En el segundo acto puede comprobarse una vez más, la armonía e inspiración del grandioso Mr. B. Desgranando con gracia y dominio toda la belleza de la coreografía que hay en ella, aparece Tiler Peck como Gota de Rocío (Dew Drop), quien dirige a los angelitos en la transición de la historia, cuando la pequeña Marie y su Cascanueces llegan al reino de las golosinas. Ya Peck es bien conocida por su magnífica técnica, aunque el público asistente era diferente al que siempre acude a las temporadas anuales de la compañía. En este mes de constantes presentaciones, hay madres y padres que van con sus hijos, muchos de ellos en brazos, si bien no falta tampoco la gente joven.
Entre todos los muñecos bailables que acudieron a festejar a los pequeños visitantes, estaban presentes el nutrido grupo que representaba el Chocolate; la solitaria y sensual Café, a cargo de Savannah Lowery; el trío que ejecutaba el Té, así como el quinteto de mazapanes (pastorcitas), encabezadas por Erica Pereira. Y la infaltable Mamá Ginger, los Polichinelas, los traviesos bastones de caramelos, con el atractivo bailarín Robert Fairchild a la cabeza, quien además de mostrar su enorme personalidad como admirada figura del elenco, ejecutó innumerables y difíciles travesuras con su aro, como la coreografía reclamaba.

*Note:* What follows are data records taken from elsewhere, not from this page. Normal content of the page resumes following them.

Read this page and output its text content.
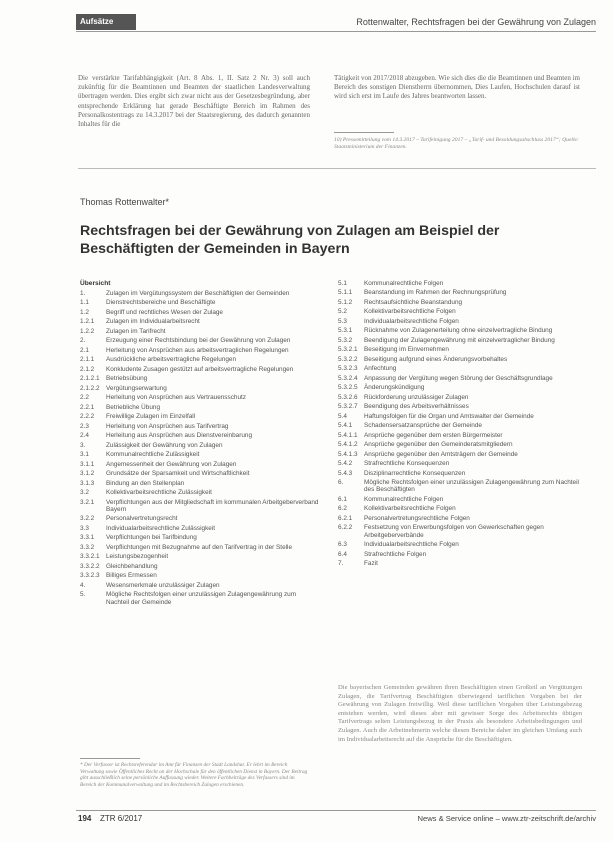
Aufsätze	Rottenwalter, Rechtsfragen bei der Gewährung von Zulagen
Die verstärkte Tarifabhängigkeit (Art. 8 Abs. 1, II. Satz 2 Nr. 3) soll auch zukünftig für die Beamtinnen und Beamten der staatlichen Landesverwaltung übertragen werden. Dies ergibt sich zwar nicht aus der Gesetzesbegründung, aber entsprechende Erklärung hat gerade Beschäftigte Bereich im Rahmen des Personalkostentrags zu 14.3.2017 bei der Staatsregierung, des dadurch genannten Inhaltes für die
Tätigkeit von 2017/2018 abzugeben. Wie sich dies die die Beamtinnen und Beamten im Bereich des sonstigen Dienstherrn übernommen, Dies Laufen, Hochschulen darauf ist wird sich erst im Laufe des Jahres beantworten lassen.
10) Pressemitteilung vom 14.3.2017 – Tarifeinigung 2017 – „Tarif- und Besoldungsabschluss 2017“; Quelle: Staatsministerium der Finanzen.
Thomas Rottenwalter*
Rechtsfragen bei der Gewährung von Zulagen am Beispiel der Beschäftigten der Gemeinden in Bayern
Übersicht
1.	Zulagen im Vergütungssystem der Beschäftigten der Gemeinden
1.1	Dienstrechtsbereiche und Beschäftigte
1.2	Begriff und rechtliches Wesen der Zulage
1.2.1	Zulagen im Individualarbeitsrecht
1.2.2	Zulagen im Tarifrecht
2.	Erzeugung einer Rechtsbindung bei der Gewährung von Zulagen
2.1	Herleitung von Ansprüchen aus arbeitsvertraglichen Regelungen
2.1.1	Ausdrückliche arbeitsvertragliche Regelungen
2.1.2	Konkludente Zusagen gestützt auf arbeitsvertragliche Regelungen
2.1.2.1	Betriebsübung
2.1.2.2	Vergütungserwartung
2.2	Herleitung von Ansprüchen aus Vertrauensschutz
2.2.1	Betriebliche Übung
2.2.2	Freiwillige Zulagen im Einzelfall
2.3	Herleitung von Ansprüchen aus Tarifvertrag
2.4	Herleitung aus Ansprüchen aus Dienstvereinbarung
3.	Zulässigkeit der Gewährung von Zulagen
3.1	Kommunalrechtliche Zulässigkeit
3.1.1	Angemessenheit der Gewährung von Zulagen
3.1.2	Grundsätze der Sparsamkeit und Wirtschaftlichkeit
3.1.3	Bindung an den Stellenplan
3.2	Kollektivarbeitsrechtliche Zulässigkeit
3.2.1	Verpflichtungen aus der Mitgliedschaft im kommunalen Arbeitgeberverband Bayern
3.2.2	Personalvertretungsrecht
3.3	Individualarbeitsrechtliche Zulässigkeit
3.3.1	Verpflichtungen bei Tarifbindung
3.3.2	Verpflichtungen mit Bezugnahme auf den Tarifvertrag in der Stelle
3.3.2.1	Leistungsbezogenheit
3.3.2.2	Gleichbehandlung
3.3.2.3	Billiges Ermessen
4.	Wesensmerkmale unzulässiger Zulagen
5.	Mögliche Rechtsfolgen einer unzulässigen Zulagengewährung zum Nachteil der Gemeinde
5.1	Kommunalrechtliche Folgen
5.1.1	Beanstandung im Rahmen der Rechnungsprüfung
5.1.2	Rechtsaufsichtliche Beanstandung
5.2	Kollektivarbeitsrechtliche Folgen
5.3	Individualarbeitsrechtliche Folgen
5.3.1	Rücknahme von Zulagenerteilung ohne einzelvertragliche Bindung
5.3.2	Beendigung der Zulagengewährung mit einzelvertraglicher Bindung
5.3.2.1	Beseitigung im Einvernehmen
5.3.2.2	Beseitigung aufgrund eines Änderungsvorbehaltes
5.3.2.3	Anfechtung
5.3.2.4	Anpassung der Vergütung wegen Störung der Geschäftsgrundlage
5.3.2.5	Änderungskündigung
5.3.2.6	Rückforderung unzulässiger Zulagen
5.3.2.7	Beendigung des Arbeitsverhältnisses
5.4	Haftungsfolgen für die Organ und Amtswalter der Gemeinde
5.4.1	Schadensersatzansprüche der Gemeinde
5.4.1.1	Ansprüche gegenüber dem ersten Bürgermeister
5.4.1.2	Ansprüche gegenüber den Gemeinderatsmitgliedern
5.4.1.3	Ansprüche gegenüber den Amtsträgern der Gemeinde
5.4.2	Strafrechtliche Konsequenzen
5.4.3	Disziplinarrechtliche Konsequenzen
6.	Mögliche Rechtsfolgen einer unzulässigen Zulagengewährung zum Nachteil des Beschäftigten
6.1	Kommunalrechtliche Folgen
6.2	Kollektivarbeitsrechtliche Folgen
6.2.1	Personalvertretungsrechtliche Folgen
6.2.2	Festsetzung von Erwerbungsfolgen von Gewerkschaften gegen Arbeitgeberverbände
6.3	Individualarbeitsrechtliche Folgen
6.4	Strafrechtliche Folgen
7.	Fazit
Die bayerischen Gemeinden gewähren ihren Beschäftigten einen Großteil an Vergütungen Zulagen, die Tarifvertrag Beschäftigten überwiegend tariflichen Vorgaben bei der Gewährung von Zulagen freiwillig. Weil diese tariflichen Vorgaben über Leistungsbezug entstehen werden, wird dieses aber mit gewisser Sorge des Arbeitsrechts übtigen Tarifvertrags selten Leistungsbezug in der Praxis als besondere Arbeitsbedingungen und Zulagen. Auch die Arbeitnehmerin welche diesen Bereiche daher im gleichen Umfang auch im Individualarbeitsrecht auf die Ansprüche für die Beschäftigten.
* Der Verfasser ist Rechtsreferendar im Amt für Finanzen der Stadt Landshut. Er lehrt im Bereich Verwaltung sowie Öffentliches Recht an der Hochschule für den öffentlichen Dienst in Bayern. Der Beitrag gibt ausschließlich seine persönliche Auffassung wieder. Weitere Fachbeiträge des Verfassers sind im Bereich der Kommunalverwaltung und im Rechtsbereich Zulagen erschienen.
194 ZTR 6/2017	News & Service online – www.ztr-zeitschrift.de/archiv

El plato fuerte de la obra es siempre el Pas de Deux final, esa noche espectacularmente ejecutado por la pareja formada por el Hada Garapiñada (Sugar Plum Fairy), encarnada por la sutil y esplendorosa Megan Fairchild, y su Caballero, Joaquín De Luz, quienes bordaron las difíciles variaciones, tanto en los bailes en pareja como en los solos. Aquí es de notar cómo el público entrenado en Balanchine, ya comienza a responder a los pasos de bravura o grandes alardes de técnica, poco frecuentes en el estilo coreográfico del coreógrafo, por más que su escuela demanda limpieza y rapidez en los pasos, que por ende los hace muy difíciles. Los múltiples pirouettes de De Luz arrebataron a los presentes, demostrado por los innumerables aplausos que recibió el simpático bailarín madrileño.
El final deja siempre sorprendido al público, especialmente a los pequeños, cuando surge en la escena el enorme trineo que vuela hacia las alturas, llevando a Marie y su Cascanueces a sitios elevados. Un aparte no puede negársele al solo de violí de Nicolas Danielson, en el bello intermezzo de la partitura. La orquesta, esta vez dirigida por Arturo Delmoni, llevó los tiempos con extrema rapidez. No obstante, fue una noche más de éxito, de las muchas en que la admirada obra ayuda durante este mes de salutaciones navideñas, a rellenar los cofres de la compañía.